Matt Damon and Julianne Moore are the big stars of Suburbicon (sort of), with a major cameo (and a delicious one) by Oscar Isaac. But the real star is the young Noah Jupe as Nicky, a boy of about ten, living in the idyllic community of Suburbicon, who finds his world turned upside down when a black family moves in next door (okay, that’s a completely misleading statement, but it’s in keeping with what the townsfolk think about the presence of a black family in their all-white city of 60,000).
Nicky’s parents are Rose (Moore) and Gardner (Damon). Rose’s twin sister, Maggie, spends a lot of time at their house as well. One night (shortly after the arrival of the Mayers family next door), Nicky wakes up to find that two men have entered their home and are about to do something awful, though it will be only the beginning of the horrors Nicky will face in the days ahead.
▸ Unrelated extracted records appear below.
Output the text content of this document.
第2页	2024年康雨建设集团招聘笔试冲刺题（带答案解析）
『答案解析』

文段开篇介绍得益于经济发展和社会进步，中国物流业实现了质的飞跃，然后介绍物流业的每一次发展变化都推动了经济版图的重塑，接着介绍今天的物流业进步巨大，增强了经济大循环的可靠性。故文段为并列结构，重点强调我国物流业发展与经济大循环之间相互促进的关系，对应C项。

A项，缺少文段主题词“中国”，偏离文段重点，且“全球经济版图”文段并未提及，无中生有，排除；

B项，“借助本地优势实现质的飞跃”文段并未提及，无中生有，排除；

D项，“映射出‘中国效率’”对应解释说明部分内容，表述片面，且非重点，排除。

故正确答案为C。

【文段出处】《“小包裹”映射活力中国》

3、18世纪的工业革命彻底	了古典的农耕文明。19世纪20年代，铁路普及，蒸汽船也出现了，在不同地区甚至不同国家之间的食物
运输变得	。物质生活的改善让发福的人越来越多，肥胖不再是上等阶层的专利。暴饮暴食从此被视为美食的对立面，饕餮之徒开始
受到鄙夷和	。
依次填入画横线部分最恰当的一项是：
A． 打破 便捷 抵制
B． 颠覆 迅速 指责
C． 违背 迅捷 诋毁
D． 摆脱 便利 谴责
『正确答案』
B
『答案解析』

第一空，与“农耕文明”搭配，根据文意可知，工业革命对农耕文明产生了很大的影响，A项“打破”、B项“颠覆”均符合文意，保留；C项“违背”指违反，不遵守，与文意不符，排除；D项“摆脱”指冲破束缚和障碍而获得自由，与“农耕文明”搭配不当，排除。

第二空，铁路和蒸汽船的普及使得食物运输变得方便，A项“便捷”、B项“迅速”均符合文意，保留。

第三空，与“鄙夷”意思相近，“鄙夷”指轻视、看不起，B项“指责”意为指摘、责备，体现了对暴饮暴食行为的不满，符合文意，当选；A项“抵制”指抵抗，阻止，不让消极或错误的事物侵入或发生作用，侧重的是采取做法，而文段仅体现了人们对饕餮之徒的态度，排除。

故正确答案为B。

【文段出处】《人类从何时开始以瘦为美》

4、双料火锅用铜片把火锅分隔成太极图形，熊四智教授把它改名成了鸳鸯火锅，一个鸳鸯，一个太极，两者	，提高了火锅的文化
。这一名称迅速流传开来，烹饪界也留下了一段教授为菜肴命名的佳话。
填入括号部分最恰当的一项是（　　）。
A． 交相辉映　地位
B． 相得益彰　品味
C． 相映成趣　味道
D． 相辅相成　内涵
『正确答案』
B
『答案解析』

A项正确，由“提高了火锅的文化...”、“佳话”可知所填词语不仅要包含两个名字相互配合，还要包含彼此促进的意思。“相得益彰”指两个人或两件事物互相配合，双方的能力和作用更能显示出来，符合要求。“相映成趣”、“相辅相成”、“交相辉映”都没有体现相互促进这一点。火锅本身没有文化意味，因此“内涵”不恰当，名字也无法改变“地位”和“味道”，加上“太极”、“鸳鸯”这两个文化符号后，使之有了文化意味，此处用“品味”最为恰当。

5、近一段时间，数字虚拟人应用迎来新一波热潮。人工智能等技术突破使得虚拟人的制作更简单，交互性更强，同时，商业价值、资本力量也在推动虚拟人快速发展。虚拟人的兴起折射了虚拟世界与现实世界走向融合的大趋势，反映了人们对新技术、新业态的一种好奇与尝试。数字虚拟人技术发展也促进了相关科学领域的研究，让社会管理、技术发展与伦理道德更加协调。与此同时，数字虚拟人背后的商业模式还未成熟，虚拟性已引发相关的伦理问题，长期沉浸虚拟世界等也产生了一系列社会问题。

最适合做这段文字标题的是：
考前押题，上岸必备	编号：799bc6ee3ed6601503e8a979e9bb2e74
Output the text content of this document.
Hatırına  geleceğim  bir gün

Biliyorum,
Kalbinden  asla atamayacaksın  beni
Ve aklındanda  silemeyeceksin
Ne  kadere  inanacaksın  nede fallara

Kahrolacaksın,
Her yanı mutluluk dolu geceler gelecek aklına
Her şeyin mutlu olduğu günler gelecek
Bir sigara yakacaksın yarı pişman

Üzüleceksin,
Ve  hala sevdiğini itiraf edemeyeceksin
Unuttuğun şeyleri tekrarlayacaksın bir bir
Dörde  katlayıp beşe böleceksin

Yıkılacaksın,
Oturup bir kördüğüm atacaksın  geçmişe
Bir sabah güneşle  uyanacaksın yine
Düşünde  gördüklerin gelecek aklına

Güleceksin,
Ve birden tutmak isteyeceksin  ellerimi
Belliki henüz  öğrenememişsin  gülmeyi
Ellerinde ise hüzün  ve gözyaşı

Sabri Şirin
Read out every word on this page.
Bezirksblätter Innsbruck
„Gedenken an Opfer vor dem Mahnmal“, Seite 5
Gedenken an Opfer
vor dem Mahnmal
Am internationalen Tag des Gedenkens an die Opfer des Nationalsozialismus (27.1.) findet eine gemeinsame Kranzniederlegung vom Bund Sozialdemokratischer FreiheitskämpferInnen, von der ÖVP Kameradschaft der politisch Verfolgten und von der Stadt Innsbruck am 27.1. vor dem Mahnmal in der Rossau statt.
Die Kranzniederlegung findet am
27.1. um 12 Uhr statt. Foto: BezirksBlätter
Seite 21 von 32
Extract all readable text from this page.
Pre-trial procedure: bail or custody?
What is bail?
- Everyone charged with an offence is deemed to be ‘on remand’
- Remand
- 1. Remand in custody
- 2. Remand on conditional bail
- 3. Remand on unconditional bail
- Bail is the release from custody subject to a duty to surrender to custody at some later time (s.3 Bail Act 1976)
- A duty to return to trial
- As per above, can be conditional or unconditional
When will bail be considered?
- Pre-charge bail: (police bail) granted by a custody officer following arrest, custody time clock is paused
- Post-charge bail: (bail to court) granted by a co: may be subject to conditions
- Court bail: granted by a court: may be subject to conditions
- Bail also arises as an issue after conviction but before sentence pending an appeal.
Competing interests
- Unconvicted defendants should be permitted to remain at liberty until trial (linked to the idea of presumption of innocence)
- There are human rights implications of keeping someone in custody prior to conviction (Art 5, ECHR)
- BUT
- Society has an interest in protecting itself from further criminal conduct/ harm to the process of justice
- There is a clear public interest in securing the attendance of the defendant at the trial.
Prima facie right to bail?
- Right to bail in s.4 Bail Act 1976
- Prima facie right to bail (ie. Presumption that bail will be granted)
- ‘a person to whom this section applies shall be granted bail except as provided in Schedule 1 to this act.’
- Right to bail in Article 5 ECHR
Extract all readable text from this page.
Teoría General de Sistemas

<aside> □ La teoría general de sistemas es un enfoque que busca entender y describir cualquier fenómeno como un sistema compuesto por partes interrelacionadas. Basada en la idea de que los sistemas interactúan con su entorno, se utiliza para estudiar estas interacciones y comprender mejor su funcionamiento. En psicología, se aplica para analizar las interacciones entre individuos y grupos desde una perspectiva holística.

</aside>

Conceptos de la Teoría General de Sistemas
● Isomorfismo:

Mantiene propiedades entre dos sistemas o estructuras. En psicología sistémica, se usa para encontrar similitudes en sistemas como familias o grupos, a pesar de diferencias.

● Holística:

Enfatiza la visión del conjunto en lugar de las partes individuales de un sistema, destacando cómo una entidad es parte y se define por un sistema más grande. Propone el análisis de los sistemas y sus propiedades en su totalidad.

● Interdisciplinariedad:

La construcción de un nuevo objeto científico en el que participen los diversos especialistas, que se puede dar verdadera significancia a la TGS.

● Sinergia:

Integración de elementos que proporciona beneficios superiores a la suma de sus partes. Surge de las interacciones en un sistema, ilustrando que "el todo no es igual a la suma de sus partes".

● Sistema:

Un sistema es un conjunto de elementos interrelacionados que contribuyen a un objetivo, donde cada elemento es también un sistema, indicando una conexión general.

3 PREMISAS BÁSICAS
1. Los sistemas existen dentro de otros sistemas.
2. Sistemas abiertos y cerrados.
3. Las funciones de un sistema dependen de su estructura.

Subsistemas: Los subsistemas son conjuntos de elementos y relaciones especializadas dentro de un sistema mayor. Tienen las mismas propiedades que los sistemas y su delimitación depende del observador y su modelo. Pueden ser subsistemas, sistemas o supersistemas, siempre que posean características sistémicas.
And that’s enough plot from me.
Suburbicon is not, by any stretch, one of the Coen Brothers best films (or one of Clooney’s best films). A lot has been said by critics about the film’s inaccurate heavy-handedness when it comes to racial satire and about its left-leaning cast and writers. I don’t think those complaints are fair to what the film is trying to do, unless the film is truly meant to be a satire of late 1950’s small-town USA life instead of a dark thriller. I viewed it as the latter, a thriller that incorporates social satire on the side. My disappointments have more to do with the lack of character development and an overall plot that just doesn’t have a lot to offer. And then there’s the dark comedy, which really doesn’t work at all.
Nevertheless, the bottom line is that I quite enjoyed watching Suburbicon, so I can’t help but wonder why so many found it awful. The acting of those mentioned above was mostly excellent. The atmosphere was carefully developed (with lots of radio and TV) and it felt right. The cinematography wasn’t remarkable but it was okay. Same with the score. Flawed as it is, Suburbicon was fun, in a twisted sort of way, so I’m giving it a solid ***. My mug is up.